Aging and reticent Jerusalem archivist Liora Carmeli has decided the sealed boxes piled in her Talbiya flat can no longer keep their silence. Inside are campaign schedules, hotel receipts streaked with espresso, and cassette tapes from smoky studios that once shaped the image of a rising politician named Benjamin Netanyahu. When Liora singles out Oren Shafir, a little-known podcaster at The Levant Ledger, to hear the story, no one is more surprised than Oren himself. Why him? Why open them now?

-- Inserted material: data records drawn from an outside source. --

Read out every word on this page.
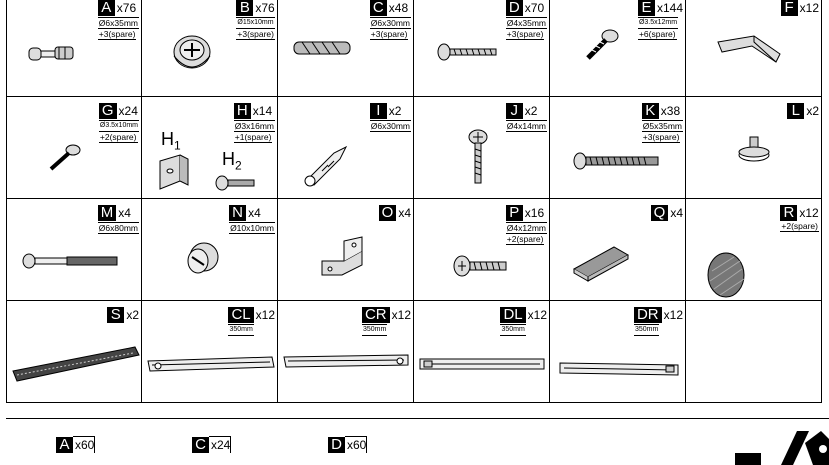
A x76
Ø6x35mm
+3(spare)
B x76
Ø15x10mm
+3(spare)
C x48
Ø6x30mm
+3(spare)
D x70
Ø4x35mm
+3(spare)
E x144
Ø3.5x12mm
+6(spare)
F x12
G x24
Ø3.5x10mm
+2(spare)
H x14
Ø3x16mm
+1(spare)
$H_1$
$H_2$
I x2
Ø6x30mm
J x2
Ø4x14mm
K x38
Ø5x35mm
+3(spare)
L x2
M x4
Ø6x80mm
N x4
Ø10x10mm
O x4	P x16
Ø4x12mm
+2(spare)
Q x4	R x12
+2(spare)
S x2	CL x12
350mm
CR x12
350mm
DL x12
350mm
DR x12
350mm
A x60	C x24	D x60
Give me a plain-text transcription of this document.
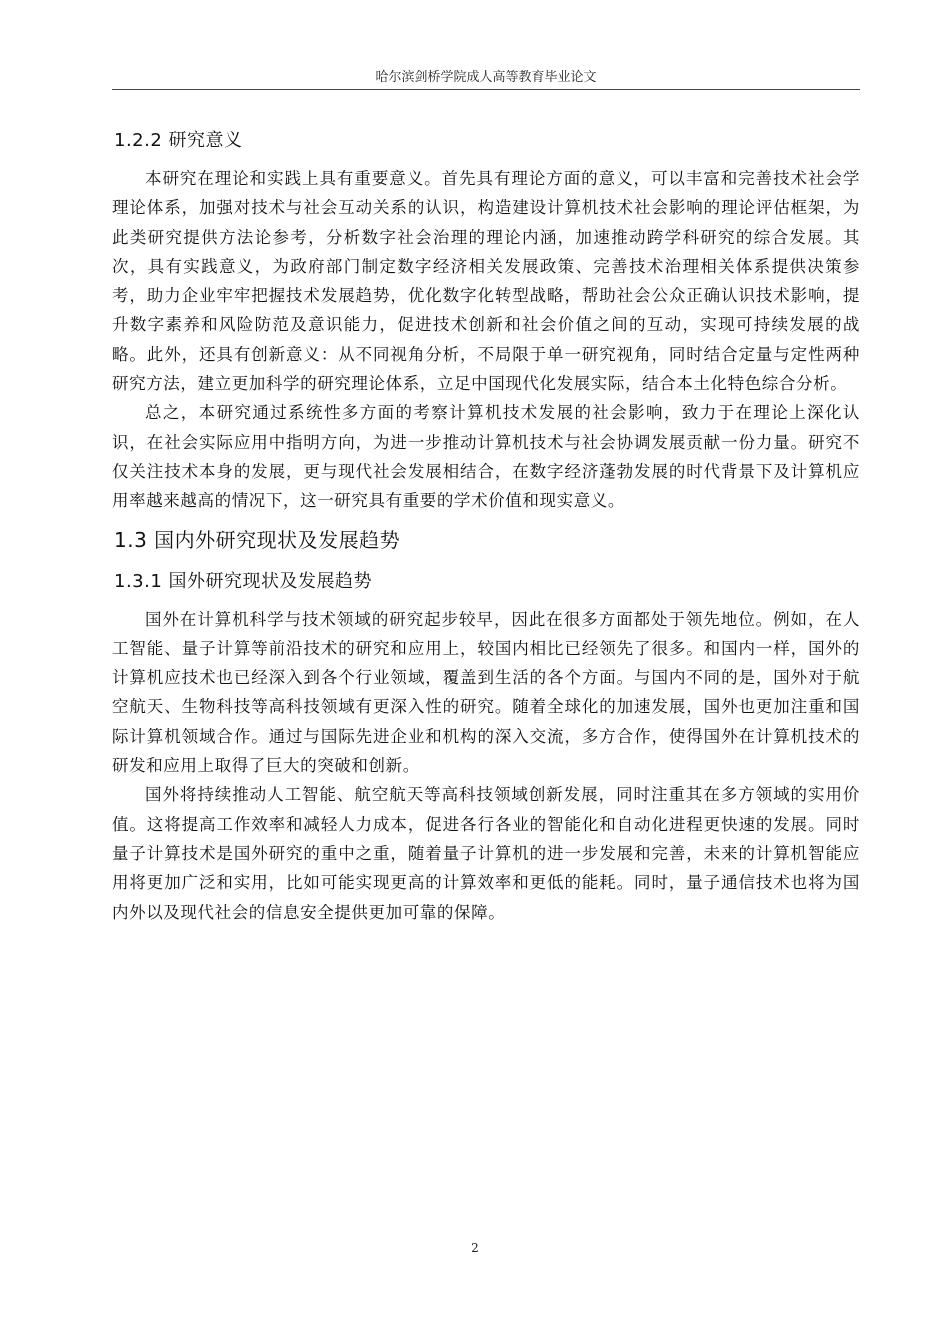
哈尔滨剑桥学院成人高等教育毕业论文
1.2.2 研究意义

本研究在理论和实践上具有重要意义。首先具有理论方面的意义，可以丰富和完善技术社会学理论体系，加强对技术与社会互动关系的认识，构造建设计算机技术社会影响的理论评估框架，为此类研究提供方法论参考，分析数字社会治理的理论内涵，加速推动跨学科研究的综合发展。其次，具有实践意义，为政府部门制定数字经济相关发展政策、完善技术治理相关体系提供决策参考，助力企业牢牢把握技术发展趋势，优化数字化转型战略，帮助社会公众正确认识技术影响，提升数字素养和风险防范及意识能力，促进技术创新和社会价值之间的互动，实现可持续发展的战略。此外，还具有创新意义：从不同视角分析，不局限于单一研究视角，同时结合定量与定性两种研究方法，建立更加科学的研究理论体系，立足中国现代化发展实际，结合本土化特色综合分析。

总之，本研究通过系统性多方面的考察计算机技术发展的社会影响，致力于在理论上深化认识，在社会实际应用中指明方向，为进一步推动计算机技术与社会协调发展贡献一份力量。研究不仅关注技术本身的发展，更与现代社会发展相结合，在数字经济蓬勃发展的时代背景下及计算机应用率越来越高的情况下，这一研究具有重要的学术价值和现实意义。

1.3 国内外研究现状及发展趋势
1.3.1 国外研究现状及发展趋势

国外在计算机科学与技术领域的研究起步较早，因此在很多方面都处于领先地位。例如，在人工智能、量子计算等前沿技术的研究和应用上，较国内相比已经领先了很多。和国内一样，国外的计算机应技术也已经深入到各个行业领域，覆盖到生活的各个方面。与国内不同的是，国外对于航空航天、生物科技等高科技领域有更深入性的研究。随着全球化的加速发展，国外也更加注重和国际计算机领域合作。通过与国际先进企业和机构的深入交流，多方合作，使得国外在计算机技术的研发和应用上取得了巨大的突破和创新。

国外将持续推动人工智能、航空航天等高科技领域创新发展，同时注重其在多方领域的实用价值。这将提高工作效率和减轻人力成本，促进各行各业的智能化和自动化进程更快速的发展。同时量子计算技术是国外研究的重中之重，随着量子计算机的进一步发展和完善，未来的计算机智能应用将更加广泛和实用，比如可能实现更高的计算效率和更低的能耗。同时，量子通信技术也将为国内外以及现代社会的信息安全提供更加可靠的保障。

2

Oren is hardly ascendant. His partner has moved to Berlin, interviews fall through, and the newsroom coffee machine is the only thing that still hisses back. Still, he sees in Liora's invitation a hinge on which his stalled career might finally turn. He accepts a borrowed recorder, a bus pass, and the risk of being consumed by a past the country argues about at every dinner table.

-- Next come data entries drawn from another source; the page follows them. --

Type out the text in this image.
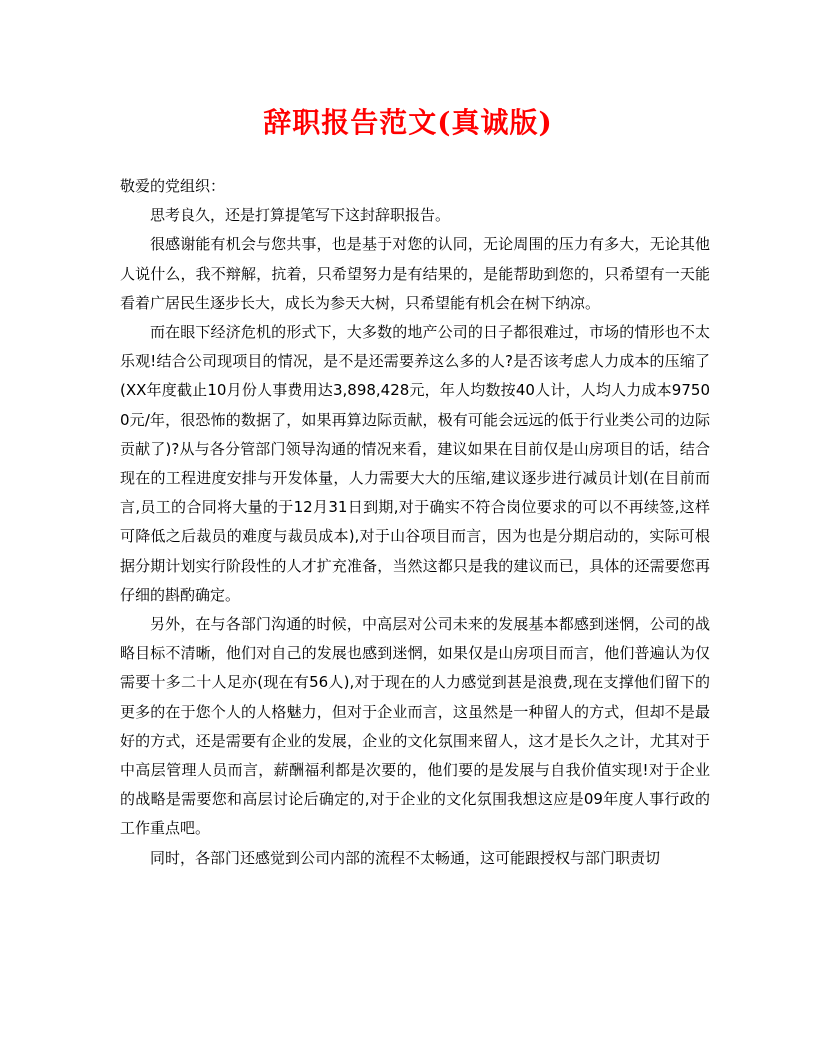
辞职报告范文(真诚版)

敬爱的党组织：

思考良久，还是打算提笔写下这封辞职报告。

很感谢能有机会与您共事，也是基于对您的认同，无论周围的压力有多大，无论其他人说什么，我不辩解，抗着，只希望努力是有结果的，是能帮助到您的，只希望有一天能看着广居民生逐步长大，成长为参天大树，只希望能有机会在树下纳凉。

而在眼下经济危机的形式下，大多数的地产公司的日子都很难过，市场的情形也不太乐观!结合公司现项目的情况，是不是还需要养这么多的人?是否该考虑人力成本的压缩了(XX年度截止10月份人事费用达3,898,428元，年人均数按40人计，人均人力成本97500元/年，很恐怖的数据了，如果再算边际贡献，极有可能会远远的低于行业类公司的边际贡献了)?从与各分管部门领导沟通的情况来看，建议如果在目前仅是山房项目的话，结合现在的工程进度安排与开发体量，人力需要大大的压缩,建议逐步进行减员计划(在目前而言,员工的合同将大量的于12月31日到期,对于确实不符合岗位要求的可以不再续签,这样可降低之后裁员的难度与裁员成本),对于山谷项目而言，因为也是分期启动的，实际可根据分期计划实行阶段性的人才扩充准备，当然这都只是我的建议而已，具体的还需要您再仔细的斟酌确定。

另外，在与各部门沟通的时候，中高层对公司未来的发展基本都感到迷惘，公司的战略目标不清晰，他们对自己的发展也感到迷惘，如果仅是山房项目而言，他们普遍认为仅需要十多二十人足亦(现在有56人),对于现在的人力感觉到甚是浪费,现在支撑他们留下的更多的在于您个人的人格魅力，但对于企业而言，这虽然是一种留人的方式，但却不是最好的方式，还是需要有企业的发展，企业的文化氛围来留人，这才是长久之计，尤其对于中高层管理人员而言，薪酬福利都是次要的，他们要的是发展与自我价值实现!对于企业的战略是需要您和高层讨论后确定的,对于企业的文化氛围我想这应是09年度人事行政的工作重点吧。

同时，各部门还感觉到公司内部的流程不太畅通，这可能跟授权与部门职责切
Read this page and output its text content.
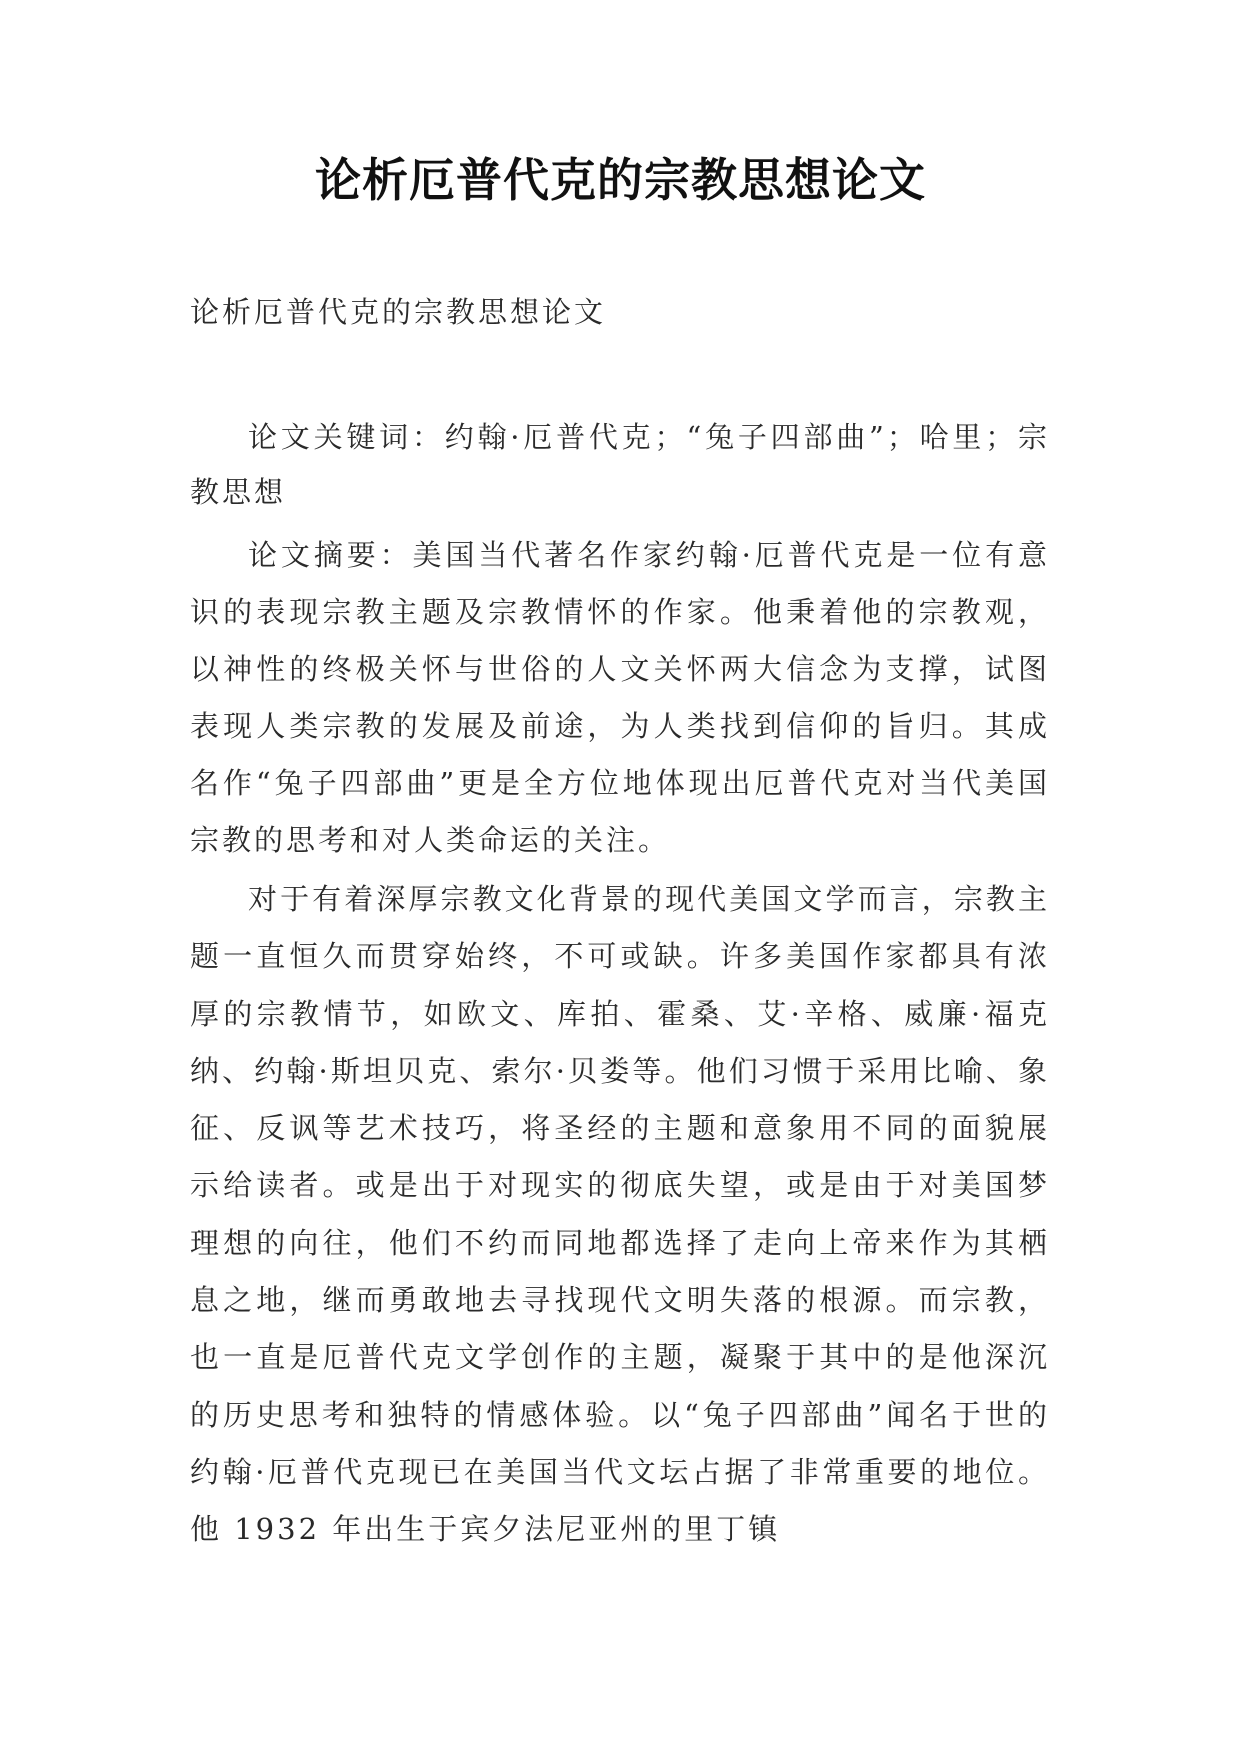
论析厄普代克的宗教思想论文

论析厄普代克的宗教思想论文

论文关键词：约翰·厄普代克；“兔子四部曲”；哈里；宗教思想

论文摘要：美国当代著名作家约翰·厄普代克是一位有意识的表现宗教主题及宗教情怀的作家。他秉着他的宗教观，以神性的终极关怀与世俗的人文关怀两大信念为支撑，试图表现人类宗教的发展及前途，为人类找到信仰的旨归。其成名作“兔子四部曲”更是全方位地体现出厄普代克对当代美国宗教的思考和对人类命运的关注。

对于有着深厚宗教文化背景的现代美国文学而言，宗教主题一直恒久而贯穿始终，不可或缺。许多美国作家都具有浓厚的宗教情节，如欧文、库拍、霍桑、艾·辛格、威廉·福克纳、约翰·斯坦贝克、索尔·贝娄等。他们习惯于采用比喻、象征、反讽等艺术技巧，将圣经的主题和意象用不同的面貌展示给读者。或是出于对现实的彻底失望，或是由于对美国梦理想的向往，他们不约而同地都选择了走向上帝来作为其栖息之地，继而勇敢地去寻找现代文明失落的根源。而宗教，也一直是厄普代克文学创作的主题，凝聚于其中的是他深沉的历史思考和独特的情感体验。以“兔子四部曲”闻名于世的约翰·厄普代克现已在美国当代文坛占据了非常重要的地位。他 1932 年出生于宾夕法尼亚州的里丁镇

From a cramped editing bay off Jaffa Road to late nights in the King David bar, Liora retraces the years when slogans, bodyguards, and satellite feeds stitched a persona that would dominate ballots and billboards from Caesarea to Washington. Along the way surface the small trades that history demands: a misfiled memo, a rehearsed shrug on Channel 1, a fundraiser in Afula where a promise hardened into policy. As the boxes empty, Oren finds the trail bends toward his own family, to his father's missing service file and a fax sent in 1996 that never arrived. The truth he chases is less a verdict than a map of what a nation chooses to remember.